Mendengar pertanyaa Haifa tadi entah kenapa membuat Alvin tersenyum sebelum menjawab pertanyaan Haifa.


"Begini, mengenai hubungan saya dengan mamanya Aina itu sebenarnya sudah clear tidak ada apa apa lagi. Tapi saya tetap tidak bisa putus komunikasi dengan dia karena bagaimanapun juga ada Aina. Mamanya Aina juga hidup bersama keluarga barunya. Pertanyaan ini tidak salah karena memang ke depannya siapa tau dan kemungkinan itu mungkin ada walau dalam sekala kecil."


"Jika memang kemungkinan itu terjadi dan posisi saya sudah memiliki pasangan lagi. Insya Allah sebisa mungkin saya akan mempertahankan apa yang sedang saya jalani. Karena bagi saya, yang telah memberikan luka akan kalah dengan yang memberikan warna sekalipun warna itu hitam."


Setelah Alvin menjawab suasana seketika hening. Haifa masih menunduk.


"Pak Maaf." ucap Haifa


"Untuk?"


"Secara tidak langsung Haifa memaksa Bapak untuk membuka kembali masalalu bapak."


"Tidak masalah. Kamu berhak kok. Saya tidak ingin kamu memutuskan sesuatu tapi masih ada ganjalan ganjalan. Jadi apapun itu jika itu tentang saya silahkan kamu tanyakan pada saya. Jangan percaya dengan katanya. Silahkan sekarang ada lagi?" tanya Alvin.


"Insya Allah cukup."


"Kalau begitu bolehkan sekarang saya yang bertanya?"


Haifa mengangguk.


"Apa kamu sudah siap jika minggu depan saya datang bersama orangtua saya untuk melamar kamu? Sengaja saya putuskan minggu depan karena saya tidak ingin kamu merasa terbebani, kamu juga punya waktu satu minggu untuk mempertimbangkan. Dan selama seminggu itu saya sudah putuskan tidak akan menghubungi kamu dulu."
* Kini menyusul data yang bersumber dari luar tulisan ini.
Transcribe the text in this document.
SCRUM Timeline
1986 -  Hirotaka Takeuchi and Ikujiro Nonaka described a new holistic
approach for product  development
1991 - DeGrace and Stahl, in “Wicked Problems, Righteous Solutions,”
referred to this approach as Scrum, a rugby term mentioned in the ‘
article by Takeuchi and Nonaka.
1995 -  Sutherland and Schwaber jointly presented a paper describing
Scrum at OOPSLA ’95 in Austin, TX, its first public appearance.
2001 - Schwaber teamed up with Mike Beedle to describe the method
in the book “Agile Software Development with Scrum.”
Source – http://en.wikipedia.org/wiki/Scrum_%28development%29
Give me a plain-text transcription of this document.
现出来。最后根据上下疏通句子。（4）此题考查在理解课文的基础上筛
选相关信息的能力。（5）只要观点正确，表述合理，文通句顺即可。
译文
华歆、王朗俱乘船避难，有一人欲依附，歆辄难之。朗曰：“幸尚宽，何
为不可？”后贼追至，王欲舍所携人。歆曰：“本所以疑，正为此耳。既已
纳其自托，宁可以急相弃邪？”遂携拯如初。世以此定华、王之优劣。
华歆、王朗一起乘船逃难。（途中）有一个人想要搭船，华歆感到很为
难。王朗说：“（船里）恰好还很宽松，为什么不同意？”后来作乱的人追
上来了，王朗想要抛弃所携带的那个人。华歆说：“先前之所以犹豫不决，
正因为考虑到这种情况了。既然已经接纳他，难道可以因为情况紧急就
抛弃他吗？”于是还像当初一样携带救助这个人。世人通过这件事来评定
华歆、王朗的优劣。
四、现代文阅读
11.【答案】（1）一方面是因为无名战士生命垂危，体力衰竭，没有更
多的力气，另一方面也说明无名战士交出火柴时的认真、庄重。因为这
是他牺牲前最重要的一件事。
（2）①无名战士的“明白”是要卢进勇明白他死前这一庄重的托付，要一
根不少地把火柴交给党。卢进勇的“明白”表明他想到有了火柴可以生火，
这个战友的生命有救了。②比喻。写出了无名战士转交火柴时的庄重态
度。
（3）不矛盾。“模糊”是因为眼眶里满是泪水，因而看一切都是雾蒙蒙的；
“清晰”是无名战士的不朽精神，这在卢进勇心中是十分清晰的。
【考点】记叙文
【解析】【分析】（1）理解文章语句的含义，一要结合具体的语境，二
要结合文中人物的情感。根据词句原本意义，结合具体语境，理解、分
Spontan Haifa menegakan kepalanya dan menatap Alvin.


"Saya hanya ingin kamu tidak terganggu dengan saya ataupun Aina. Jadi biar kamu bisa mempertimbangkan benar benar keputusan yang akan kamu ambil. Dan keputusan memang yang kamu inginkan bukan berdasarkan paksaan, kasihan atau tak enak hati."


Haifa kembali diam menarik nafas sejenak.


"Iya boleh. Silahkan bapak datang bersama keluarga bapak minggu depan." ucap Haifa pelan. Membuat Alvin dan kedua orang tuanya menatap Haifa.


"Kenapa? Salah ya?" tanya Haifa.


"Kamu serius?" tanya Alvin.


"Kalau bapak serius maka jawaban saya tadi juga serius. Tapi kalau bapak main main maka anggap saja jawaban saya juga main main."


"Saya Serius." tegas Alvin.


"Yaudah kalau gitu." jawab Haifa.


"Alhamdulillah." jawab Alvin dengan senyum yang melekat di bibirnya.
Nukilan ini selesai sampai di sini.